Cedar Fair has announced its second-quarter financial results, once again reporting declines in revenue and attendance due to “anomalous weather patterns”.
In May, the company attributed declines in revenue and attendance in the first quarter of this year to unusually rainy weather in California.
In Q2 2023, net revenue was $501 million, a decrease of $9m from the second quarter of 2022. Attendance was 7.4 million guests, a decrease of 6 percent from Q2 2022.
Net income in the second quarter of this year was $54m, an increase of $3m. Adjusted EBITDA was $151m, a decrease of $19m.

“The investments we have made in our parks for the 2023 season, as well as those made over the past several years, have improved the guest experience, helped us achieve record guest satisfaction ratings, driven increased guest spending, and positioned Cedar Fair to continue delivering strong economic returns for investors,” Richard Zimmerman, Cedar Fair’s president and CEO, said in a statement.
“Unfortunately, anomalous weather patterns – including unprecedented rainfall in California and wildfires in Canada – have significantly disrupted year-to-date attendance, as well as sales of 2023 season passes, creating a headwind on demand.
“To better adapt to changing market dynamics, we have expanded our research efforts to further isolate the impact of macro factors on specific markets.”

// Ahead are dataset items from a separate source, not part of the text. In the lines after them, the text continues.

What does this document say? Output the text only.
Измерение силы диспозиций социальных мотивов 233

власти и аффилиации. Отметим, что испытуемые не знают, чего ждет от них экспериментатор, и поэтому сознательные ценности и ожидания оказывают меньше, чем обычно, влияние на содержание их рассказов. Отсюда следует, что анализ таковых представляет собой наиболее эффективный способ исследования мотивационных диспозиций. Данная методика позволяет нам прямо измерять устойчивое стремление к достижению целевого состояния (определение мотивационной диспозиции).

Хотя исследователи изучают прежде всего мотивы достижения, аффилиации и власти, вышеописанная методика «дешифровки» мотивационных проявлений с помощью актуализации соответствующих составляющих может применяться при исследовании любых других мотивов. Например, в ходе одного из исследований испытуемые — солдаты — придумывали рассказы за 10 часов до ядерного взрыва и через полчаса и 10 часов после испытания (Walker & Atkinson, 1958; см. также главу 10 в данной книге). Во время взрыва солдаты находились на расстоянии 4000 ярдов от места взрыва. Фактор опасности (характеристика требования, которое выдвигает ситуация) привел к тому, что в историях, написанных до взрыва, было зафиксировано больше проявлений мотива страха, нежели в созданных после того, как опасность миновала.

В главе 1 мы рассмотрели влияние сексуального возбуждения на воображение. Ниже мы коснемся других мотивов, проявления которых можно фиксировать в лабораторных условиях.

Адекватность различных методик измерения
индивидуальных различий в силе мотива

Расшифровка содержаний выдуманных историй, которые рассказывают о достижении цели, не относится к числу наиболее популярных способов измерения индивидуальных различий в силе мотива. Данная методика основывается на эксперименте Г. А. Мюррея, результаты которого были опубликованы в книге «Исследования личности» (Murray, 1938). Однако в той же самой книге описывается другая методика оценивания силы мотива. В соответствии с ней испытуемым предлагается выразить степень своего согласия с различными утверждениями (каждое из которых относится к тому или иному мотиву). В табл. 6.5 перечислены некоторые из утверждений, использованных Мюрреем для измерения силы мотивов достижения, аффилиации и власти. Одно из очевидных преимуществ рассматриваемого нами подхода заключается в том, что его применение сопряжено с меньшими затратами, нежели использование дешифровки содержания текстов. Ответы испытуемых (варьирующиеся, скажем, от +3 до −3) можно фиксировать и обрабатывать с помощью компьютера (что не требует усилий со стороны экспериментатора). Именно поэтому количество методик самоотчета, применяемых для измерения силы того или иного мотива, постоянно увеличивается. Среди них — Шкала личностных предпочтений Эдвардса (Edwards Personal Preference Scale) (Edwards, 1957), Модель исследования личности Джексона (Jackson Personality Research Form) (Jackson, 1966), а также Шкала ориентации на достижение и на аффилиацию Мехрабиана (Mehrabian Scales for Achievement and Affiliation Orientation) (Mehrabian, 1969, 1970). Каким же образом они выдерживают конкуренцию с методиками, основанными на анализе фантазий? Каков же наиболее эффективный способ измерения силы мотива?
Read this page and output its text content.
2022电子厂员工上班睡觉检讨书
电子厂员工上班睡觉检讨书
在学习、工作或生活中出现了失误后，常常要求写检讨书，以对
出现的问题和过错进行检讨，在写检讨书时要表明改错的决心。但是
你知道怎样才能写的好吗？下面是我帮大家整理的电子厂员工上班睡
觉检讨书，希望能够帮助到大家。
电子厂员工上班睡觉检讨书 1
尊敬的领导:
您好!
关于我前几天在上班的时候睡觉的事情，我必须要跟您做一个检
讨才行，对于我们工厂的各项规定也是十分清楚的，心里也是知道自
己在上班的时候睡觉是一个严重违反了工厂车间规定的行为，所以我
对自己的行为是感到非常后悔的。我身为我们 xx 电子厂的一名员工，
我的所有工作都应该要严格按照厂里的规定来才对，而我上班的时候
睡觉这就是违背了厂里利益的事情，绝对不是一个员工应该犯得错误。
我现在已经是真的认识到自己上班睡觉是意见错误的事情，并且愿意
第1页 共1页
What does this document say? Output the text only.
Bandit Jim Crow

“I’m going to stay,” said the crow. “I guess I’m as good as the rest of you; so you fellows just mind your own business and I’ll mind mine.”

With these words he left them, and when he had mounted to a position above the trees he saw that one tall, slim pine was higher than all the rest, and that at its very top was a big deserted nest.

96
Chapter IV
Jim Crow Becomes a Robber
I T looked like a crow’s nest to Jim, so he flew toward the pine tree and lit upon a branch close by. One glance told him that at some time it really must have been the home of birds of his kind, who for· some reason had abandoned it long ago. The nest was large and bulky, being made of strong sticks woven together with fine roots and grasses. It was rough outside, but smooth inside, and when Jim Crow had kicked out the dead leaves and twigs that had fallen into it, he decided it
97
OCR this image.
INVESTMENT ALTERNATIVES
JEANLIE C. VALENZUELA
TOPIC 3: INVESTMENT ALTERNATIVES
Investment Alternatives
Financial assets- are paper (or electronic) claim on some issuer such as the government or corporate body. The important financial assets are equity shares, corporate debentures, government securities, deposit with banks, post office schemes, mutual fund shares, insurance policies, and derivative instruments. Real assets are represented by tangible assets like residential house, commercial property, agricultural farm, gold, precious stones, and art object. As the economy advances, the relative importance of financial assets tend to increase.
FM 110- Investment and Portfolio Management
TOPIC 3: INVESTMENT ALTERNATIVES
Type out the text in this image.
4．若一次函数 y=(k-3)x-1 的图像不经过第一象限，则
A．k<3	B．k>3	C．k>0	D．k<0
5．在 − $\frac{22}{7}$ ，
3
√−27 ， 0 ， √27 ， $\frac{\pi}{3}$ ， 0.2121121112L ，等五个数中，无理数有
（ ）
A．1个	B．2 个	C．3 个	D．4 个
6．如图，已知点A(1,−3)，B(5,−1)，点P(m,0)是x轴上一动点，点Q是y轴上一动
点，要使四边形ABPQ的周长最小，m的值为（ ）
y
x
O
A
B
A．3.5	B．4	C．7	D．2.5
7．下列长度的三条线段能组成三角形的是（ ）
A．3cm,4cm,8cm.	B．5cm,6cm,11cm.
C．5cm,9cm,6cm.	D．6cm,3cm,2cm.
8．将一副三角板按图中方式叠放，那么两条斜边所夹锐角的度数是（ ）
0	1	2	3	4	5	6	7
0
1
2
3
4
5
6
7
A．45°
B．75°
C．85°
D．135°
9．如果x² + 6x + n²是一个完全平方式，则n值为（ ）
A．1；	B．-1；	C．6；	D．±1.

California parks disrupted by weather
Zimmerman said “macro-related headwinds have disrupted demand and season pass sales” at the company’s theme parks in California, contributing to a 17 percent drop in combined attendance in Q2 2023.
However, combined attendance at Cedar Fair’s six parks in the Midwest was up by 7 percent in Q2 2023. These parks “have been least affected by weather”, said Zimmerman.
In its preliminary second-quarter financial results, SeaWorld also announced declines in revenue and attendance due to adverse weather after reporting its eighth consecutive quarter of record financial results for Q1 2023.